New stadium and design: Present and future of Ludogorets Razgrad


New stadium and design: Present and future of Ludogorets Razgrad Big team from a small town, you already know many such success stories. This one dominated Bulgarian football in recent years and doesn’t seem to be ending soon.

They’ve just left Champions League and went to Europa League knock-out phase. Ludogorets Razgrad are fairly famous nowadays, but if you haven’t heard of them too much, don’t beat yourselves just yet. It’s a team that, despite inheriting a half-century long history, is fairly new.

Established in its current form 2001, it raised to power after having been injected with big funds by millionaire Kiril Domuschiev.

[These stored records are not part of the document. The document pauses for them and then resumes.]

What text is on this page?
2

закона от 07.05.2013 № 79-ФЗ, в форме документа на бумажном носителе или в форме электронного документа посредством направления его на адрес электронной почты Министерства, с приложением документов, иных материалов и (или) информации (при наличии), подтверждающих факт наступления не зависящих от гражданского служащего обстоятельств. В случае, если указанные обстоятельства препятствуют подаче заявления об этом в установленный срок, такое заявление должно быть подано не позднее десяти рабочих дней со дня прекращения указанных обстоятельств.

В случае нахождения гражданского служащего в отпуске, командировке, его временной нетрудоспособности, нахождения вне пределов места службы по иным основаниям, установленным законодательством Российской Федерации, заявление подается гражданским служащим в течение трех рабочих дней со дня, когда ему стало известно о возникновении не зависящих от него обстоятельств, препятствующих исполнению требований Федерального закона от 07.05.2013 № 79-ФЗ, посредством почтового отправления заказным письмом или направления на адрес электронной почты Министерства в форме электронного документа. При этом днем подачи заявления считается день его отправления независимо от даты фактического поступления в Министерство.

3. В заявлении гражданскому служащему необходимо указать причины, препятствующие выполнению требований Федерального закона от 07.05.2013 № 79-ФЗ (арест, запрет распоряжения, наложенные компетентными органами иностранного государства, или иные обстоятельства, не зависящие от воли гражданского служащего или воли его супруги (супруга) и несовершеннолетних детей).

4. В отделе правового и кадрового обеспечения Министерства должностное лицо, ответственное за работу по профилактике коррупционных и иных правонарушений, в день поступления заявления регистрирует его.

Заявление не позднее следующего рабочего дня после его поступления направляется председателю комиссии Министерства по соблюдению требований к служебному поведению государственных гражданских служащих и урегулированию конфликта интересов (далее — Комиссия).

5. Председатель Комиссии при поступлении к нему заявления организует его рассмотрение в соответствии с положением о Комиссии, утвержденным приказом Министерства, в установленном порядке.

This allowed them to reach the second league in 2010, the top flight in 2011 and by 2012 they were already champions of Bulgaria.

Since then they’ve enjoyed five straight championships and earned quite some… animosity in other parts of the country. After all, it’s a small town team with little history or identity, reinvented in recent years. Like Hoffenheim, RB or Nieciecza this team isn’t particularly liked. Which is also why their stadium hasn’t been growing fast since the success.

Ludogorets Arena© PFC Ludogorets

The first stadium for Ludogorets was built back in 1954 and named after Dyanko Stefanov. Simple athletic ground with low landfill stands was sufficient for a team playing on regional level. It remained so until 2000s when Domuschiev invested in Ludogorets.

Significant public investment was made in order for the stadium to be compliant with upper league requirements, including floodlights and seats, eventually even bringing curved ends closer to the field and adding front rows along both sides.

Ludogorets Arena© PFC Ludogorets

In 2014-2015 the first brand new grandstand was built in the south, first part of the stadium’s complete reconstruction. It cost BGN 4 million ($2m) of public funds as the stadium was taxpayer-owned. The new grandstand brought 2,308 covered seats but is only part one of four.

After Ludogorets secured a 35-year lease just last week, the team pledged to build three remaining new stands with private funding. Over a decade they’re expected to invest BGN 18.5 million ($10m), adding to the 4 million already spent. The result should be a Category 4 stadium for 12,500 people.